Through our union, UAW-2865, we filed grievances for dozens of ASEs who were affected, arguing that the university had unilaterally added a week’s worth of time to workers’ pay period without paying them a dime for it. Beyond adding a week’s work to ASEs’ schedules, we argued that the university broke a number of conditions guaranteed in our contract around access to adequate resources and health and safety: workers reported needing to record lectures on cell phones, spending hours reassuring students who had lost their homes, and working through headaches and other health issues caused by smoke inhalation. The administration refused to find a remedy to our grievances, and – as of December 14th, three and a half months later – continues to fight tooth and nail to avoid paying its workers for the extra week.
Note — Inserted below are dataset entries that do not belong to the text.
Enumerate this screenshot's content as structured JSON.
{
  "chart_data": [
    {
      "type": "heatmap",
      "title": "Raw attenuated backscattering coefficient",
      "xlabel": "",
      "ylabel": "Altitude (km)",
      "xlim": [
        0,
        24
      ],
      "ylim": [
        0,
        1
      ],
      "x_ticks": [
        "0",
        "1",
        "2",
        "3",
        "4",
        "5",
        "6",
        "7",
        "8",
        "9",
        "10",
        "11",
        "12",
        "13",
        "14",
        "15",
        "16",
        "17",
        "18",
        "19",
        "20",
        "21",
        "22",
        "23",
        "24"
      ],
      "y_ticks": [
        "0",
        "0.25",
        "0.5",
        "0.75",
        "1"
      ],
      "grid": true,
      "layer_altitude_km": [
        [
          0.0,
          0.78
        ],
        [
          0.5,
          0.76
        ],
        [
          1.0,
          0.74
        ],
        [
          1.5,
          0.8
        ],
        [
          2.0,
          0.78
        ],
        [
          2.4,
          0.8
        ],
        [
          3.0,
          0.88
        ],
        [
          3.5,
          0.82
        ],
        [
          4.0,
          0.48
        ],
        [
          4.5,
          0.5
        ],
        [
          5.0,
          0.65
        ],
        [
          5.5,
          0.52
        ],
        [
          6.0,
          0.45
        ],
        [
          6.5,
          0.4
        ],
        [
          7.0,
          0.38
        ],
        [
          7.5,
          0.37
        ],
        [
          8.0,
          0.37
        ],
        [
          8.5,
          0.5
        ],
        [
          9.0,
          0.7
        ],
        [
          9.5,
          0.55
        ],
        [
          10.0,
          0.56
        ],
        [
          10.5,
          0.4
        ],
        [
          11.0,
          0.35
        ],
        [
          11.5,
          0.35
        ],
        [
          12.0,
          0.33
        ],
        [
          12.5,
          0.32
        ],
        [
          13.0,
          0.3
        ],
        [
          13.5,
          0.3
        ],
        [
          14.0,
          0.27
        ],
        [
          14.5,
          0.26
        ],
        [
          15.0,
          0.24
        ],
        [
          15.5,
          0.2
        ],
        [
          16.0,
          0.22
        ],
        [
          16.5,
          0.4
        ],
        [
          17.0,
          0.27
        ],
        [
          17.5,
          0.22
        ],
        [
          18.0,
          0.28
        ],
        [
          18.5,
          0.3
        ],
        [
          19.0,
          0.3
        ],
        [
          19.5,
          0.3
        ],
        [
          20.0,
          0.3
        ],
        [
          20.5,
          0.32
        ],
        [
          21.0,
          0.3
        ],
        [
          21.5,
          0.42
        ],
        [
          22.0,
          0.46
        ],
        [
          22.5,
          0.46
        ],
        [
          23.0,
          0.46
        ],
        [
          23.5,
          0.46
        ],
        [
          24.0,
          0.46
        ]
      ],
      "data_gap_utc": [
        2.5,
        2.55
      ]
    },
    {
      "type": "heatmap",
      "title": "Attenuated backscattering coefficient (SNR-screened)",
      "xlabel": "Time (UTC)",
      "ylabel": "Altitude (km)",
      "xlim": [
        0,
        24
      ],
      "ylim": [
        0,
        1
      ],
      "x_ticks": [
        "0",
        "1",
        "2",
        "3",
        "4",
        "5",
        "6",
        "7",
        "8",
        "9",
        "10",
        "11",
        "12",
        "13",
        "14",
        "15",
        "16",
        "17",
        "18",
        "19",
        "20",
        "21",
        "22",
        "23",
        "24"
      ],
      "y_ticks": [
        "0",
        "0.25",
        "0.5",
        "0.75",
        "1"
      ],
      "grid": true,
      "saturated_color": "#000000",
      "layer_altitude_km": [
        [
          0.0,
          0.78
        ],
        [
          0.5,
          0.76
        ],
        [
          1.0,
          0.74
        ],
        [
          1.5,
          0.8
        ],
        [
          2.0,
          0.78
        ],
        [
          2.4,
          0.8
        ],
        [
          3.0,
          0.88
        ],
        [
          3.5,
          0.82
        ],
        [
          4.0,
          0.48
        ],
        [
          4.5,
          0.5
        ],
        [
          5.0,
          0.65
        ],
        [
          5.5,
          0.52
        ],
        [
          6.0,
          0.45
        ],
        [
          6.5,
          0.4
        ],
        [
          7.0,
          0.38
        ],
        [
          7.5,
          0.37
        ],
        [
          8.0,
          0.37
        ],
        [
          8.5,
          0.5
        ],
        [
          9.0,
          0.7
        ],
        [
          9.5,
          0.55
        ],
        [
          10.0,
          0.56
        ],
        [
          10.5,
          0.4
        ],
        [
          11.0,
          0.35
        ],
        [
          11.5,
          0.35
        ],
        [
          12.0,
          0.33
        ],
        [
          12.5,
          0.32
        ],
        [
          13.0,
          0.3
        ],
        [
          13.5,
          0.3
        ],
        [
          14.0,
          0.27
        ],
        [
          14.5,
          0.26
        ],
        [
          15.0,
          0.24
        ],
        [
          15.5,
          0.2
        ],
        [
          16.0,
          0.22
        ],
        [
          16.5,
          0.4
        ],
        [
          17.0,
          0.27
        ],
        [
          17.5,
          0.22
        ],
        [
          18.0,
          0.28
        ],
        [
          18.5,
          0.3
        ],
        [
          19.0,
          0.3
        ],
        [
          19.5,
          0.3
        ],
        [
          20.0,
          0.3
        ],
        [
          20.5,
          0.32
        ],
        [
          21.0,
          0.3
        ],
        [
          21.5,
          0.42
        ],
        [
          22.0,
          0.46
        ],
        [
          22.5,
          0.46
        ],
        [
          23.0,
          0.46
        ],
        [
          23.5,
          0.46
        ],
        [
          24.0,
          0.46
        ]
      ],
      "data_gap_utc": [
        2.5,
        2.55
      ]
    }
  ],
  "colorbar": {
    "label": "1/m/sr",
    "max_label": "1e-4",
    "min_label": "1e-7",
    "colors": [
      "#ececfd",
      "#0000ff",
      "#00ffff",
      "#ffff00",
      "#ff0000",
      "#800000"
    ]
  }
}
The administration argues that while they are sympathetic to the difficulties caused by the fires, ASEs’ work remained the same; they merely worked the same scheduled hours within an extra week. This betrays the impressive detachment of management from the experiences of teaching and learning. With the onset of the CZU fires, wrapping up the summer quarter was thrown into dramatic disarray. Many ASEs were required to check in with every student individually, complete grading throughout the weeks, consult with their supervisors and fellow workers,inform students about changes to classroom and university policy, and a whole host of other duties. As many workers stated, anything less would constitute a neglect of both their and the university’s responsibilities toward students.

Should the UC continue not to pay its workers for their extra labor, this would set a worrying precedent for the Santa Cruz campus and UC system. As we face devastating natural disasters increasing in number and scale year after year, the administration cannot continue to demand its workers simply work on.

The UC cannot treat its workers with such disregard! An injury to one is an injury to all!